Factoring Differences of Cubes: x^12 - y^3 z^12

[ReginaR]

I am limping along in my homework and this equation has me stumped.
x^12 - y^3 z^12

This is my initial mind frame to solve it

((x^4)^3 - y^3 (z^4)^3)
Where A = x^4 and B = y^3 z^4

I know that this is probably incorrect, but can someone help me please? I do not want the answer only , but the steps so that I can understand the process.

Thanks in advance

 

[stapel]

I am limping along in my homework and this equation has me stumped.
x^12 - y^3 z^12

This is my initial mind frame to solve it

((x^4)^3 - y^3 (z^4)^3)
Where A = x^4 and B = y^3 z^4

I'm not sure how you're using "A" and "B" here...? Instead, try finding the cube root of each of the first and second terms.

. . . . .\(\displaystyle x^{12}\)

What would you cube to get this? (Yes, you're right: x⁴.)

. . . . .\(\displaystyle y^3\, z^{12}\)

What would you cube to get this? (No, not y³ z⁴.)

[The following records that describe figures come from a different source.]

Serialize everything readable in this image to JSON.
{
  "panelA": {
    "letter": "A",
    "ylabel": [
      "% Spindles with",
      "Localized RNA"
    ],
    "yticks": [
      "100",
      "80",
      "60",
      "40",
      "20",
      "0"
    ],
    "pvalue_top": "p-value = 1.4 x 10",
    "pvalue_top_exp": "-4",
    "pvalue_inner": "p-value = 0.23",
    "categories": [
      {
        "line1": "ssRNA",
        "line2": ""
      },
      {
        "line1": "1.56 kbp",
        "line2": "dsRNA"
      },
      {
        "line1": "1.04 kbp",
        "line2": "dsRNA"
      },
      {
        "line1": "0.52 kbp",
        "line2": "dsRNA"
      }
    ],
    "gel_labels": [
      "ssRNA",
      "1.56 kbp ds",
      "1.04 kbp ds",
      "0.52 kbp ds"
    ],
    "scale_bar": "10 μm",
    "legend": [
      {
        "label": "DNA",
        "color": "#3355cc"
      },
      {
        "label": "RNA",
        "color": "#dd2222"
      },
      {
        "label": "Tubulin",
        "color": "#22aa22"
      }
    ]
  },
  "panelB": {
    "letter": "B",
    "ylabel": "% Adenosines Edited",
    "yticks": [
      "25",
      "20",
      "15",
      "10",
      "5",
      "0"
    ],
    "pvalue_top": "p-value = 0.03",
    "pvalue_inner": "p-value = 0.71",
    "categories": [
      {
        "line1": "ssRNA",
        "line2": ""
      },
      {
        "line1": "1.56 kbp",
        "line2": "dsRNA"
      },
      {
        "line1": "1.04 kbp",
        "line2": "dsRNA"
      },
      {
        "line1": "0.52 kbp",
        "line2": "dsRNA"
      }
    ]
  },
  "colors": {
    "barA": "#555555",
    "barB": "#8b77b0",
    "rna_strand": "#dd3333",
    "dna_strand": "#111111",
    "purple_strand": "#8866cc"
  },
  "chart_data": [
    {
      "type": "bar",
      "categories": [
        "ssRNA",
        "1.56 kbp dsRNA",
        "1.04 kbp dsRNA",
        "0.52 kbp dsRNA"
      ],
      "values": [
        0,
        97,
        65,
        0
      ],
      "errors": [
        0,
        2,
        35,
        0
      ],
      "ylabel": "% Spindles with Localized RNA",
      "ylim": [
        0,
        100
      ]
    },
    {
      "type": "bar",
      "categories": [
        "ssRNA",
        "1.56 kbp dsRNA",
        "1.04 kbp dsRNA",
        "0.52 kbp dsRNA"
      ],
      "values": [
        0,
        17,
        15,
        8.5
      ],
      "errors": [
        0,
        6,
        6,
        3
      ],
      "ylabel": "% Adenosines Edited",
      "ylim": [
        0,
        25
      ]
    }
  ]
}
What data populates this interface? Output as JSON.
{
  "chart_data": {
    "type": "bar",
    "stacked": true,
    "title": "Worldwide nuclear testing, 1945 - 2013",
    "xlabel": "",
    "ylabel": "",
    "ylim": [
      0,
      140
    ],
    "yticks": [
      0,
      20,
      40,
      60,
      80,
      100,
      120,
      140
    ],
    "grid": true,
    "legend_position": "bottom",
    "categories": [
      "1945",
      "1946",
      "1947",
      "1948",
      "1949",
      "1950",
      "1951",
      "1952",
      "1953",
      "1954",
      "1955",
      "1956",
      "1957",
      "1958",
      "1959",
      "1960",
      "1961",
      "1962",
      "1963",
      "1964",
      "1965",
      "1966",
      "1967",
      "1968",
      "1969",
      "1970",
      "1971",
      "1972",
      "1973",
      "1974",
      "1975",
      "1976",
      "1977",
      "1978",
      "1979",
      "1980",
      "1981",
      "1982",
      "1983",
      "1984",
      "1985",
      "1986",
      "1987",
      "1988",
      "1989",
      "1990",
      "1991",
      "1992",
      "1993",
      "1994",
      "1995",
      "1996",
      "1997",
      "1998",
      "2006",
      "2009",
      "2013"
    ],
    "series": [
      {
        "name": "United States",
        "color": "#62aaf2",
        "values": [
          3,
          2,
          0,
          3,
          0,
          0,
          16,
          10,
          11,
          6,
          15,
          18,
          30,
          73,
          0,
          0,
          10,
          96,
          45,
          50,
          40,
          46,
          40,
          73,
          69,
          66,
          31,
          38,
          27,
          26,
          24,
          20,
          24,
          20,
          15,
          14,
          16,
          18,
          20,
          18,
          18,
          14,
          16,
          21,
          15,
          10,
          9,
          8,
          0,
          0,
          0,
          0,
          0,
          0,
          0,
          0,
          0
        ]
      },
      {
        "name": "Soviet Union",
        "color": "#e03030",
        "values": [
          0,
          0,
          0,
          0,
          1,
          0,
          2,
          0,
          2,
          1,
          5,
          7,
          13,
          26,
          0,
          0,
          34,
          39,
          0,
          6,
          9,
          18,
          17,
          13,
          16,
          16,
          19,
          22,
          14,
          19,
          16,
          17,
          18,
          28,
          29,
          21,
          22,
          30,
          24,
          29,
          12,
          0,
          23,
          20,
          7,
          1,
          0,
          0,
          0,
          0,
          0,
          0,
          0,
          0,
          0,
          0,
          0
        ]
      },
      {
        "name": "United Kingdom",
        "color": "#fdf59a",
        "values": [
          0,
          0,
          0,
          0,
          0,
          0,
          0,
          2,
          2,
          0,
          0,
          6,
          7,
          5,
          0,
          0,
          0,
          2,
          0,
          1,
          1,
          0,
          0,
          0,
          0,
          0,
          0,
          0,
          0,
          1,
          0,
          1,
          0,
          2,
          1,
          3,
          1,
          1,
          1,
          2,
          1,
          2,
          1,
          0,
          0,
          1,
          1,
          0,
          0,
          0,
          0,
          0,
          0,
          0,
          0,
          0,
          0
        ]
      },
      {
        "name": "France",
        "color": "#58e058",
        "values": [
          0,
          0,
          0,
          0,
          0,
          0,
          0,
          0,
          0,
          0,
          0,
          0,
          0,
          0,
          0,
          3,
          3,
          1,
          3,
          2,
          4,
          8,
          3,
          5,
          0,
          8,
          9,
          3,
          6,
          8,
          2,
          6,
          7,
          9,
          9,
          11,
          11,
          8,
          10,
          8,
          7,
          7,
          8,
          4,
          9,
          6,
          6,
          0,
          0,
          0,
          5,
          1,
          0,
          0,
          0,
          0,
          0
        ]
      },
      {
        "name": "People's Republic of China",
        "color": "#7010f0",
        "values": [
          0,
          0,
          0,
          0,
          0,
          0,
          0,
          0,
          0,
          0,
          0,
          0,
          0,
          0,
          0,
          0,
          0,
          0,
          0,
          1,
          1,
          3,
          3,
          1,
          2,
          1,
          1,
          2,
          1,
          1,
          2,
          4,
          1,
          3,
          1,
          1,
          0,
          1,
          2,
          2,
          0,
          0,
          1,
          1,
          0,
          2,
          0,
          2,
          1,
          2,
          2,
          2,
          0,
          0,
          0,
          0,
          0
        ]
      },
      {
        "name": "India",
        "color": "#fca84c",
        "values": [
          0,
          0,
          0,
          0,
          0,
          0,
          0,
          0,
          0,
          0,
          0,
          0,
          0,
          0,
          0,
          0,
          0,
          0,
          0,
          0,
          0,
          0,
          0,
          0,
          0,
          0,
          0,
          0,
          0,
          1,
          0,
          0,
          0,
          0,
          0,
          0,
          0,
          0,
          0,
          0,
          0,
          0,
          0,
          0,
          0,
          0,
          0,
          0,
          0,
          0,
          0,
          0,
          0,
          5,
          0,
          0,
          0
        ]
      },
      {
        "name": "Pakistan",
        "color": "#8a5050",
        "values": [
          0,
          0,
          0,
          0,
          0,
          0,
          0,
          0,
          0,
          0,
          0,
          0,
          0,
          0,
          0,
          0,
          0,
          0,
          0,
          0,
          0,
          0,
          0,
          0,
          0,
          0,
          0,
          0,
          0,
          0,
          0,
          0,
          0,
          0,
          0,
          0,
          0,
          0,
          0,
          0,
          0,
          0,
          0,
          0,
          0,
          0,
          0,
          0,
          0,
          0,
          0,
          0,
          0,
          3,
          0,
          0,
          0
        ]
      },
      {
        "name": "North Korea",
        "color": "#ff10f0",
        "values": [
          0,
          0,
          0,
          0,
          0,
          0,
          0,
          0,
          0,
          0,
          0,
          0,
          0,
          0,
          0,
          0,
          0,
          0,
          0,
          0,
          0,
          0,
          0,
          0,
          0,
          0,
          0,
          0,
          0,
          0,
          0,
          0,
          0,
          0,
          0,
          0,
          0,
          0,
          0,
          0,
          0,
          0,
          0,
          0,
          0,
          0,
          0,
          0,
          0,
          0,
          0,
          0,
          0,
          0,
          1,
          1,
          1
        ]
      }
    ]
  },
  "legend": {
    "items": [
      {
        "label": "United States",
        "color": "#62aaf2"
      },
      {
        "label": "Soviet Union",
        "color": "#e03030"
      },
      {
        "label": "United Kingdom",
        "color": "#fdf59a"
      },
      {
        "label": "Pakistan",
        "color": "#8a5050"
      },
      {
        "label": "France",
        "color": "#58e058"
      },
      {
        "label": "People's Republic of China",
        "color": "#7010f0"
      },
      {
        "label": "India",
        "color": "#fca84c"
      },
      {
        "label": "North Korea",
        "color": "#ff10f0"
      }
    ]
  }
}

Then plug these into the difference-of-cubes formula.

 

[Steven G]

I am limping along in my homework and this equation has me stumped.
x^12 - y^3 z^12

This is my initial mind frame to solve it

((x^4)^3 - y^3 (z^4)^3)
Where A = x^4 and B = y^3 z^4

I know that this is probably incorrect, but can someone help me please? I do not want the answer only , but the steps so that I can understand the process.

Thanks in advance

y^3 (z^4)^3 =(yz^4)^3. So now you have the difference of cubes. Continue.

 

[hoosie]

Factorising Difference of Two Cubes

Factorise the difference of two cubes:
x^12 - y^3 z^12


a³ - b³ = (a-b)(a²+ab+b²)
where
a = x^4 since x^4 * x^4 * x^4 = x^12
b = yz^4 since yz^4 * yz^4 * yz^4 = y^3 z^12


It follows:


x^12 - y^3 z^12
= (x^4 - yz^4){(x^4)^2 + x^4*yz^4 + (yz^4)^2}
= (x^4 - yz^4)(x^8 + x^4yz^4 + y^2z^8)


Check: let x = 2, y = 1, z = 3
LHS = 2^12 - 1^3*3^12
= 4096 - 1*531 441
= -527 345
RHS = (2^4 - 1*3^4)(2^8 + 2^4*1*3^4 + 1^2*3^8)
= (16 - 81)(256 + 1296 + 6561)
= -65 * 8113
= -527 345
= LHS
Therefore answer is correct.

 

[Steven G]

Factorise the difference of two cubes:
x^12 - y^3 z^12


a³ - b³ = (a-b)(a²+ab+b²)
where
a = x^4 since x^4 * x^4 * x^4 = x^12
b = yz^4 since yz^4 * yz^4 * yz^4 = y^3 z^12


It follows:


x^12 - y^3 z^12
= (x^4 - yz^4){(x^4)^2 + x^4*yz^4 + (yz^4)^2}
= (x^4 - yz^4)(x^8 + x^4yz^4 + y^2z^8)


Check: let x = 2, y = 1, z = 3
LHS = 2^12 - 1^3*3^12
= 4096 - 1*531 441
= -527 345
RHS = (2^4 - 1*3^4)(2^8 + 2^4*1*3^4 + 1^2*3^8)
= (16 - 81)(256 + 1296 + 6561)
= -65 * 8113
= -527 345
= LHS
Therefore answer is correct.

Nice work. I only object with your last line saying that therefore the answer is correct. Just because your check works does not mean that your answer is correct. It just means that you can't say that you're wrong.